Archives for August 2018


How big is the North American horse racing enterprise?  That is a highly subjective question because each individual has his or her own perception of what constitutes “big.”  For example, a micro-business employing two or three people might think of another business with 500 employees as big.  Yet the conventional definition used by the U. S. Small Business Administration would classify a company with 500 or fewer employees as small.

In 2017, North American pari-mutuel handle was $11.6 billion.  On the bloodstock side of the industry, auction sales in 2017 were nearly $1 billion.  Thus the North American racing industry produced revenues of $12.6 billion annually not counting hard-to-estimate but consequential revenues from private transactions, such as stud fees, non-auction horse sales, trainer and jockey fees, and from suppliers like pari-mutuel machine manufacturers, racetrack concessionaires, horse-feed companies, and bloodstock agents.

To put the size of the North American horse racing into perspective, benchmarks are necessary in order to make meaningful comparisons.  Take several recent examples:

Casinos generated $76.6 billion of revenue in 2017 in the United States.

American movie theatre ticket sales were $11.1 billion in 2017.

In 2018, Cintas ranked 500th on the Fortune 500 list of largest U. S. companies (using the metric annual revenues to do the ranking) with revenue of $5.5 billion.

The Dallas Cowboys, the National Football League’s most valuable team, led the NFL in 2016 with revenue of over $840 million.  Next came the New England Patriots at approximately $575 million.

The American Gaming Association estimates that in 2017 $150 billion was bet—legally and illegally—on sports in the United States.  More objective experts put the number at somewhere around $67 billion per year.

While horse racing does not approach the magnitude of casinos and sports betting, it is certainly far from a cottage industry.  Racing is a significant employer, and way of life, at both the retail racetrack level and in agribusiness.  By the numbers, North American racetracks, account wagering providers, bloodstock-related businesses, suppliers, and tertiary firms account for billions of dollars in commercial transactions.

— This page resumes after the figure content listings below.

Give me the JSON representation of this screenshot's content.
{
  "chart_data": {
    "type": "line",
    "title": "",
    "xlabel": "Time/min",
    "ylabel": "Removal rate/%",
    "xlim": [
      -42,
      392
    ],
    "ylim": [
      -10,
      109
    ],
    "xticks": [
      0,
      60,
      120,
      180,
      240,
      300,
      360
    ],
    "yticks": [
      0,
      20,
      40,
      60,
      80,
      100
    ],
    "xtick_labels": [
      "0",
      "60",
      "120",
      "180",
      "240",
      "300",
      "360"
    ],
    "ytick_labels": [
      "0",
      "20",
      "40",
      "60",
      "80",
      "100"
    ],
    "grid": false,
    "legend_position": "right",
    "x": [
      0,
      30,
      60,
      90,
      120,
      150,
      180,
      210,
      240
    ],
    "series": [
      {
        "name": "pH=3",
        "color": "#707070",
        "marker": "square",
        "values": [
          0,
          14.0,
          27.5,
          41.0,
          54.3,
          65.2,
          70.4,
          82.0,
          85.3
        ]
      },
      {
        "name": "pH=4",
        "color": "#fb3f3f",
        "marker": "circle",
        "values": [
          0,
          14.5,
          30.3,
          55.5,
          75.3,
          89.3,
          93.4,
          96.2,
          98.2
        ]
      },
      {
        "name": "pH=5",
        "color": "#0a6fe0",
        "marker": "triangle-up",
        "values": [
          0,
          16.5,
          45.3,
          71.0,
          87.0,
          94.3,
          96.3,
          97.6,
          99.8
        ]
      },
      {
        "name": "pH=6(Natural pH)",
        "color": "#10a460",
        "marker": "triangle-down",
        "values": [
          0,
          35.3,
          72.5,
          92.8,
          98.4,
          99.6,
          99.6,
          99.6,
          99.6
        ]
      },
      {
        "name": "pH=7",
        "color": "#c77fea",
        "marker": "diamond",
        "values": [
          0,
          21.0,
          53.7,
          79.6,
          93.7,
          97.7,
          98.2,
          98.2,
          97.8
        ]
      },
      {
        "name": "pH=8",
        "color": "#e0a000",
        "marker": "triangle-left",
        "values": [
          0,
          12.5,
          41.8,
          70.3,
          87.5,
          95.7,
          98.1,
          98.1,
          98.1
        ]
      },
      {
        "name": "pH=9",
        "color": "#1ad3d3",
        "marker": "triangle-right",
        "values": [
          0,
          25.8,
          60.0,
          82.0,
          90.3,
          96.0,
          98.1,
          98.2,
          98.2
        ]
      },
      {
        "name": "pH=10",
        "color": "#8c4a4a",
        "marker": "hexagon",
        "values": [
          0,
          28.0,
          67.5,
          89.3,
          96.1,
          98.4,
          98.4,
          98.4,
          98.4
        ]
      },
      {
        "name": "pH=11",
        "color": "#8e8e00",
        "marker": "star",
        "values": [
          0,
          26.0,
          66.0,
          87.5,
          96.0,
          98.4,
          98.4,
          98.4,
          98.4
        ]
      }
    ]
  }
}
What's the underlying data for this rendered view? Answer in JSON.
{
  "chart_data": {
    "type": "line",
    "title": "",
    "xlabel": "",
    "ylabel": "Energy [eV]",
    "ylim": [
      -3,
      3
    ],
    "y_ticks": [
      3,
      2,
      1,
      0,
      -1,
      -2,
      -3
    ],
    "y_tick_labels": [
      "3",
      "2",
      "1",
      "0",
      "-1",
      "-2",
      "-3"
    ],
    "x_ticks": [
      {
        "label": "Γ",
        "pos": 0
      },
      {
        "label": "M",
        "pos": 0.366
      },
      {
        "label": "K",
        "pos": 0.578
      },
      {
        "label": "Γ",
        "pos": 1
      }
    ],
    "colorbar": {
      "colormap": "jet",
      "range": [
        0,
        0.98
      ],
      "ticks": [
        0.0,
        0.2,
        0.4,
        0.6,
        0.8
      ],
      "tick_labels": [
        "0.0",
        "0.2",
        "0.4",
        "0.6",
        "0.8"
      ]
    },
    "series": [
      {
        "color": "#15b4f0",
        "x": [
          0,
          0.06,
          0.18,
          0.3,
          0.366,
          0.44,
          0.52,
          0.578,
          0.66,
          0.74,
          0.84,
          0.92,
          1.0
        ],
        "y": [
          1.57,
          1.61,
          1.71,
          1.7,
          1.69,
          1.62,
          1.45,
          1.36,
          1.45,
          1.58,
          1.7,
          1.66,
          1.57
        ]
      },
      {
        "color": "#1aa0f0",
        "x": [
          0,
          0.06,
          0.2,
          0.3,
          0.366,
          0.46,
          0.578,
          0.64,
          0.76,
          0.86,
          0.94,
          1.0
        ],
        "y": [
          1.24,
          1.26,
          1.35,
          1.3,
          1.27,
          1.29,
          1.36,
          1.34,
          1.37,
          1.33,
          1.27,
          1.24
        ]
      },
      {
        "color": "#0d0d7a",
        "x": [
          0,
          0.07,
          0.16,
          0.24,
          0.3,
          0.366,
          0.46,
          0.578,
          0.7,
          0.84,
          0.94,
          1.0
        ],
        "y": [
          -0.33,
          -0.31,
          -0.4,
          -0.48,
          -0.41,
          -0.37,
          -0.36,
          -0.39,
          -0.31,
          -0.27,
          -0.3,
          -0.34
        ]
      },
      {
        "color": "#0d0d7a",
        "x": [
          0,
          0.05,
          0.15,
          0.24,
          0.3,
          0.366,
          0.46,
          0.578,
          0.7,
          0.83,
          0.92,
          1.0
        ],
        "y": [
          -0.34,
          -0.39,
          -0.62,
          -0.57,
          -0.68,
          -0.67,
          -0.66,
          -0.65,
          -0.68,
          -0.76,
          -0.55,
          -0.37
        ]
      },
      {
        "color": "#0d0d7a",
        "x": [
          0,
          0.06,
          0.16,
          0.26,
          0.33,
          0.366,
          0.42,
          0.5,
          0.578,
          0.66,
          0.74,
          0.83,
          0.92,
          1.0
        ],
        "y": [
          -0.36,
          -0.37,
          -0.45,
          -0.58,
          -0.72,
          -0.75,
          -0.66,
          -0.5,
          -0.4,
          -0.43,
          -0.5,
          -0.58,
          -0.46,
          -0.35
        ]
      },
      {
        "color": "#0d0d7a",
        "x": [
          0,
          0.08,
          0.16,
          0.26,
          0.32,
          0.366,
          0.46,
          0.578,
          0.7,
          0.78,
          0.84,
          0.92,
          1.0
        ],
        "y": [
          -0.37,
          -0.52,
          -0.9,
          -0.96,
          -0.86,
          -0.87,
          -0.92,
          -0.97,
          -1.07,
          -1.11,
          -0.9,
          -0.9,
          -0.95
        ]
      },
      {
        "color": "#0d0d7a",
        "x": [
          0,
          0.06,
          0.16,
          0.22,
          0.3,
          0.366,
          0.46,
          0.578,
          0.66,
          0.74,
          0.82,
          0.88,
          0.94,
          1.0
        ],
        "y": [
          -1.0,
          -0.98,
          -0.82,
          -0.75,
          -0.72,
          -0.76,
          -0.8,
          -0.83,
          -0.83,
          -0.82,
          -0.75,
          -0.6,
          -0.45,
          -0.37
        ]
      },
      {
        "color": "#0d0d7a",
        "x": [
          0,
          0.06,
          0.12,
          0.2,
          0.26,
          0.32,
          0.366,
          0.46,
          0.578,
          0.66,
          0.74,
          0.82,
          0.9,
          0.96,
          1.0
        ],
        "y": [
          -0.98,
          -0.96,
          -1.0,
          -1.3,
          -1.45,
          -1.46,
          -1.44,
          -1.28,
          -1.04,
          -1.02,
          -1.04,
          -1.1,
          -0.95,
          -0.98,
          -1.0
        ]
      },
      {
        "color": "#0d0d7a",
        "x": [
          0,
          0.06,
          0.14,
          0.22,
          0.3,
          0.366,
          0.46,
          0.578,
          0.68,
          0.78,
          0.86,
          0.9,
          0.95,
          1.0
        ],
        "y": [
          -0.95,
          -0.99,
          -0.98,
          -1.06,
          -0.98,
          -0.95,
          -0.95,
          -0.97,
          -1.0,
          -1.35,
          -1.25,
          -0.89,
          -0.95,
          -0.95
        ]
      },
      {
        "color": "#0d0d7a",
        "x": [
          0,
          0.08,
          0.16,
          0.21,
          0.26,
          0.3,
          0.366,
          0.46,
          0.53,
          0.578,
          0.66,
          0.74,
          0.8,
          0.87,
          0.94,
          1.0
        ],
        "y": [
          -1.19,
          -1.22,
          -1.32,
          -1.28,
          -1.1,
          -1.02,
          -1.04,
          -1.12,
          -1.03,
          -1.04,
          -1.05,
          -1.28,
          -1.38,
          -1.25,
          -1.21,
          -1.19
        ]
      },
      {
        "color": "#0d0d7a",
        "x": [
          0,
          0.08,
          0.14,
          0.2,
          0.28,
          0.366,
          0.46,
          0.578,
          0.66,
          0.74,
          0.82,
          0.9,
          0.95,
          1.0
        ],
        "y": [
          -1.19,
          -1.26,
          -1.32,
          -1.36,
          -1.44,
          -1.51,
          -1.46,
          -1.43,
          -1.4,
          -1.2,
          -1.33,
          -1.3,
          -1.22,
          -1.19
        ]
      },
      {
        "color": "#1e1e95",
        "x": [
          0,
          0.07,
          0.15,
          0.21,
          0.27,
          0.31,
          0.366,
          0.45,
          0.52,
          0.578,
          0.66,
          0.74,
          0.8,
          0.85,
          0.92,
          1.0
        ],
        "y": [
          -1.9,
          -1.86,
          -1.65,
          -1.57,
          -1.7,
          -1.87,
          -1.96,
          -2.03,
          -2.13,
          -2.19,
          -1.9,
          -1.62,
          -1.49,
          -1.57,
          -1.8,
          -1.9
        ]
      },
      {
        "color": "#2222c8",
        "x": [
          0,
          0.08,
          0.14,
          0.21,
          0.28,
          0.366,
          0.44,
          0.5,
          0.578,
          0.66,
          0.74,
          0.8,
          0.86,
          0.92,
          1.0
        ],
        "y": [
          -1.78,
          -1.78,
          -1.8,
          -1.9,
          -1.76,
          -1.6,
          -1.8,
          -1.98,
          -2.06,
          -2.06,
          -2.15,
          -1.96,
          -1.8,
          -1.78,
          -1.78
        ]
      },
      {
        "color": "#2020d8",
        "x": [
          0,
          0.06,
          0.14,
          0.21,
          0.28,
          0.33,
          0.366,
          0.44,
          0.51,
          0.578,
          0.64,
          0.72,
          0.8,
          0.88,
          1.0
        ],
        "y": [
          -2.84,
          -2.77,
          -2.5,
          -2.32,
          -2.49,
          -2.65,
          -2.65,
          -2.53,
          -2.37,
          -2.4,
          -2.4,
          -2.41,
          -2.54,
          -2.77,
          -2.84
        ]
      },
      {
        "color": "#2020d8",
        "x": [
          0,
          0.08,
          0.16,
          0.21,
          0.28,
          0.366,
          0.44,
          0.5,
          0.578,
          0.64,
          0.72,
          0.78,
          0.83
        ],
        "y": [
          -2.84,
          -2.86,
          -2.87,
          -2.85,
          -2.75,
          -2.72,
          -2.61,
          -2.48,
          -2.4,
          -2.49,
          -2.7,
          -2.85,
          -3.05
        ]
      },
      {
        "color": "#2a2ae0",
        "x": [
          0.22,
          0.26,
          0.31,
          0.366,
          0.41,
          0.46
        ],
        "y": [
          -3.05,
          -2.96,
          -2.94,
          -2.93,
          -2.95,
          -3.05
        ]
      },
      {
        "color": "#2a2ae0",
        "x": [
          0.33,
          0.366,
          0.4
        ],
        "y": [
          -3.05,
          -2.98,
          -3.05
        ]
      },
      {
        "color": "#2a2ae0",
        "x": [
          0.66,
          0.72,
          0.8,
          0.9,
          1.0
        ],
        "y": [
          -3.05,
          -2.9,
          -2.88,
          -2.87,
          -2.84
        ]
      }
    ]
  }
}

Copyright © 2018 Horse Racing Business


Following is what the website of the National Museum of Racing & Hall of Fame says about eligibility of a Thoroughbred racehorse for Hall of Fame consideration.

“Thoroughbreds become eligible when five calendar years have elapsed between their final racing year and their year of nomination.  Thoroughbreds remain eligible between five and 25 calendar years following their final racing year.  Thoroughbreds retired for more than 25 calendar years become eligible through the Historic Review Committee.”

Glaringly absent is language specifying the criteria voters should use in determining whether a horse merits Hall of Fame inclusion.  The voters are left to apply their own standards, which is not so much an issue when an obvious horse candidate is evaluated.  However, a problem arises whenever a horse’s credentials are exemplary yet flawed in some meaningful way.  Justify presents such a case in that while he was undefeated and won the Triple Crown, his racing career consisted of six starts, spanning a period of less than four months, and he never raced against older horses.

Major League Baseball requires a player to have completed 10 seasons to be eligible for its Hall of Fame.  By contrast, neither the National Football League nor the National Basketball Association designate a minimum number.

When Justify becomes eligible for the Hall of Fame, voters will have to grapple with his candidacy.  In the wake of his retirement, opinions will abound on whether a colt with six career starts and no competition against older horses qualifies.  As time goes by, opinion will ebb and flow and may never coalesce around a yes or no answer.

The Hall of Fame needs to take action now and set down in writing some hard and fast rules that voters can follow.  If the rules are to remain silent on how many races are minimally necessary to get into the Hall of Fame, language is imperative on whether a candidate must have won Grade I races not restricted to horses of a certain age.

While American Pharoah raced only eleven times, of which ten races were age restricted, he won the Breeders’ Cup Classic in convincing fashion against all comers.  His small number of starts, with all but one against horses of his own age, would have raised the same issue as with Justify had he not won the Breeders’ Cup Classic.  That one race made him a lock for eventual Hall of Fame enshrinement.  Justify does not have the same credentials to compensate for only six starts against horses of his own age.